Alternative Esthetics: Why 'Alternative' Doesn't Mean 'No Rules'

by St Marc
January 24, 2007

Many aspiring alternative models feel somewhat betrayed that despite having a pretty face, bodymods, and a love of alternative lifestyle and fashion, they don't get accepted to Wicked Talent or get a lot of bookings for alternative modeling work because they don't fit other standards - for instance height, weight, or personal conduct requirements.

There's a very good reason for this. It's because while we all love people who are sincere in their beliefs and enthusiastic about their approaches to life, this is still a business and business has an object: to make money. I have clients - actual clients who sell actual alternative stuff for actual cash money and pay actual models to model said actual stuff in exchange for said actual cash money - who have very strict standards for what they will and will not accept in their models. I am far from alone. If you look at the ads for alternative fashion, including designer fashion, you will see models who by and large are similar to the models in pretty much all other commercial print advertising, except that they have oddly colored hair and more bodymods.

Why?

Because fashion is fantasy.

People want to identify with models who are beautiful and elegant or cool and sexy or in some other way larger than life. Even if they are anarchist punks, they want them to look like attractive, cool anarchist punks. People who are so seriously opposed or indifferent to the basic concepts of beauty and attractiveness as to not care if models are attractive even by subjective subcultural standards are not consumers. Their lifestyle choices are as valid as anybody's and, in many cases, are more sustainable than the throwaway, seasonal approach to fashion that many others take. No question. But the purpose of advertising is to sell stuff, and those people don't buy stuff. Or at least, they don't buy it based on conventional advertising. There is therefore no point in trying to reach them by using models who are not aspirational.

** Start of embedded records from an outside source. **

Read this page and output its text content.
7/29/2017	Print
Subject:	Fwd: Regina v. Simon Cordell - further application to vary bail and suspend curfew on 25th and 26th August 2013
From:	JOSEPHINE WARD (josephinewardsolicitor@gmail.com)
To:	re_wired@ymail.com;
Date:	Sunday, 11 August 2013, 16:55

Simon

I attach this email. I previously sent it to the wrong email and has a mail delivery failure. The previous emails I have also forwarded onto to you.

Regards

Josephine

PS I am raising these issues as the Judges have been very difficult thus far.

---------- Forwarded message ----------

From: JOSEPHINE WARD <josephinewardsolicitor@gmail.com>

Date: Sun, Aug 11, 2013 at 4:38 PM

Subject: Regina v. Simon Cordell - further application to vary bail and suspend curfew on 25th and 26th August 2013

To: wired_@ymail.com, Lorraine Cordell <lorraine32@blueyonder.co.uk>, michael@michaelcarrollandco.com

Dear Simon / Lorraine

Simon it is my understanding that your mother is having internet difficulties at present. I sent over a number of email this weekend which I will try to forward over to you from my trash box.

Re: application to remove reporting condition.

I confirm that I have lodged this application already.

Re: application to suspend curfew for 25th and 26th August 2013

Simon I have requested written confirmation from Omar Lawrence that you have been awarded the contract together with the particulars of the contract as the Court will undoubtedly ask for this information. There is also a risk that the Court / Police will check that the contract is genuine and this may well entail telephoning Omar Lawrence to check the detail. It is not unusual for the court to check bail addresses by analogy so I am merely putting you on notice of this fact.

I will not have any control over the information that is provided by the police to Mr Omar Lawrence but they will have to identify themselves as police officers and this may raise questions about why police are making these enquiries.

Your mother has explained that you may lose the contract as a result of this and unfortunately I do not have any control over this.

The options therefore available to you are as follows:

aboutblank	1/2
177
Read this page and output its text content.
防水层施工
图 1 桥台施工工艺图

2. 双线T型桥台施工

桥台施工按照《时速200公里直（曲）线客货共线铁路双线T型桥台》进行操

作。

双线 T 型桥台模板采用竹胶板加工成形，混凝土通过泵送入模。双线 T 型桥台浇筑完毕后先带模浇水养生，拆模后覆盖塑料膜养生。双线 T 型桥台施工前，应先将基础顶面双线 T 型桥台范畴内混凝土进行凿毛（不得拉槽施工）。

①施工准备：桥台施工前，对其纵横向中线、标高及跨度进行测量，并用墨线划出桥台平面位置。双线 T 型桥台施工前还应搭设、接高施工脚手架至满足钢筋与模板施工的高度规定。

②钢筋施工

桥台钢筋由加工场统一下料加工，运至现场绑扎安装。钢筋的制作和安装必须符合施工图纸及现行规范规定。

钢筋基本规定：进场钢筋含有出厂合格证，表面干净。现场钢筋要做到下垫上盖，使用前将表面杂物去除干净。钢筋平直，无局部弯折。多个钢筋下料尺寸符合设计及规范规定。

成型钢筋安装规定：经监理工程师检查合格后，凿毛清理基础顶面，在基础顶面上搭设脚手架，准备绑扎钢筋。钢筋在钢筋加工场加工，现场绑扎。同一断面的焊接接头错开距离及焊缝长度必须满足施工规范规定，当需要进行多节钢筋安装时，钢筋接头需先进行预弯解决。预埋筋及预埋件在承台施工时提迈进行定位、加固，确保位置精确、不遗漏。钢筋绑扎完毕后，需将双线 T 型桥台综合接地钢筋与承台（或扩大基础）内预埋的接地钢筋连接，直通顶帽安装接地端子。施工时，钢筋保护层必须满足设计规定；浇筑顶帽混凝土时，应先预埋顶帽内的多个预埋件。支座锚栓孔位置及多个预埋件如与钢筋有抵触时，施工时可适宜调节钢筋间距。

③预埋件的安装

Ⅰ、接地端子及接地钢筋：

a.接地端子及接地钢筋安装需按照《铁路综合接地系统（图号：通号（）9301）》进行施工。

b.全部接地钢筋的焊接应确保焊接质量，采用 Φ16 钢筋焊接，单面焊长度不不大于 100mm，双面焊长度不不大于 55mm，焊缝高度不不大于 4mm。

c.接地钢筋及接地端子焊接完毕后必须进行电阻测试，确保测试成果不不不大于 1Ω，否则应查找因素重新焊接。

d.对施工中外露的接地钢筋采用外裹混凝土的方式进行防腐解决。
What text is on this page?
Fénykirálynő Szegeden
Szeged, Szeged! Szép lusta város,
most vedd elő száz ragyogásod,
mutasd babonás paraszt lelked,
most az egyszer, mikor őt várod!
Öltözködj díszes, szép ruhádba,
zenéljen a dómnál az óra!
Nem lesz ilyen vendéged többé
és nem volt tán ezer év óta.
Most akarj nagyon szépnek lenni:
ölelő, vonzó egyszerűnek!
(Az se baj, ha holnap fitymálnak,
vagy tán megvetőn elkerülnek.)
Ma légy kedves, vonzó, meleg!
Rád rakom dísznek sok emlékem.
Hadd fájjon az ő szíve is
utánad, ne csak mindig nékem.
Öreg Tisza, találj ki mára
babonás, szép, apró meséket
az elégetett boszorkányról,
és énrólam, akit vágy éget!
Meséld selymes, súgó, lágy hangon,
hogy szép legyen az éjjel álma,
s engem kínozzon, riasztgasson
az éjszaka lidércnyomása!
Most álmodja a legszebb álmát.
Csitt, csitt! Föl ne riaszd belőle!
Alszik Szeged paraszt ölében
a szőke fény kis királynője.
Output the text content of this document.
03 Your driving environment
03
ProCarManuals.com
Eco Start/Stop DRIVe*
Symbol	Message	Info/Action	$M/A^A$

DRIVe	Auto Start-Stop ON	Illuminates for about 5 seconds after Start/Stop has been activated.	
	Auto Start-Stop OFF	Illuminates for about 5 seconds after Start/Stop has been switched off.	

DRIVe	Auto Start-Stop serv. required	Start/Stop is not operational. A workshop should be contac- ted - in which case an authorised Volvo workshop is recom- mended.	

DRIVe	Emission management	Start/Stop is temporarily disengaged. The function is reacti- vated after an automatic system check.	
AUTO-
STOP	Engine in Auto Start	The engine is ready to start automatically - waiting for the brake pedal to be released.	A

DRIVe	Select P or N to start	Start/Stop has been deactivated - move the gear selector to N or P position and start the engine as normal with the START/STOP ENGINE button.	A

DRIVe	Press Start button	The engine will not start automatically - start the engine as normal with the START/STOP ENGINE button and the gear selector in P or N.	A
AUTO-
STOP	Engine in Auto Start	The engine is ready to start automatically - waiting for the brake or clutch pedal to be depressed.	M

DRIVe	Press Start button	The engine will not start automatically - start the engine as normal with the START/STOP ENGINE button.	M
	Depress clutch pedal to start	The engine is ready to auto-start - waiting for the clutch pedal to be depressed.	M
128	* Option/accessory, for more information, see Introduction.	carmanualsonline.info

It is a fundamental truth of marketing that you achieve the maxiumum effect on potential consumers by giving them something to aspire to. It is just not as effective to show them a model who looks just like them, only with the product, as it is to show them a model who they would like to look like with the product. Yes, it's deceptive. It implies an untruth - that if you only bought the product, you would be as attractive or as cool or have as interesting a life as the model portrayed. But that is how advertising works. If it worked better the other way, by now, somebody would have noticed and they would do it that way.

Similarly, if you want to do artistic photography, then you use the model who suits the vision. If that's a three hundred pound model with a walleye, two teeth, and at least three different skin diseases, you go for it. But if you are trying to make art that has commercial potential - not that art has to, or should, necessarily, have commercial potential, but as a wise man once said, "Ideals don't take the place of meals" - then you again have to use models who are esthetically appealing to a diverse enough audience that the commercial potential is realized.

Not all art is about beauty and not all beauty is mainstream beauty. But people who aren't exceptionally beautiful are a lot easier to find than people who are exceptionally beautiful. Again, if it were the other way around, there'd be resources to help clients and artists find ordinary people and the beautiful ones would be out pounding the pavement. It's pretty easy to find ordinary-looking people, or even people who are ordinary-looking given the extraordinary-looking-lifestyle they participate in. My clients, or me as an artist, don't need special resources to do that, and there's not enough demand for it to require special models in the field or provide a significant number of bookings for that sort of model. Extremes are what is rare: Wicked Talent would probably be able to get more bookings for the aforementioned three hundred pound gargoyle than it could for the average cute Goth girl who's somewhat overweight and just over five feet tall. At least the gargoyle has an uncommon look! Similarly, if you're more typical in one area (say, height) then you have to make up for it in some other area (say, striking features) or you - and this is very blunt, but it's the truth - just don't have anything to offer the client. There are enough models who do have those extraordinary proerties that you just haven't got a chance against them.

As for me personally, I love models. All models. There are art models and lifestyle models and editorial models and fashion models. They're all wonderful. But if I have an assignment, I have to have a model who fits it. If I have a vision, I want the closest model to it I can find. That's just how it works. It's nothing personal. As a person of completely ordinary appearance myself, I can empathize with people who want to try to exceed their physical lot. But the world is not as we want it to be: it is what it is. You don't have to like it - and if you want to fight, fight. But don't blame the rest of us for trying to get the work done that we're paid to do or trying to achieve our own artistic goals.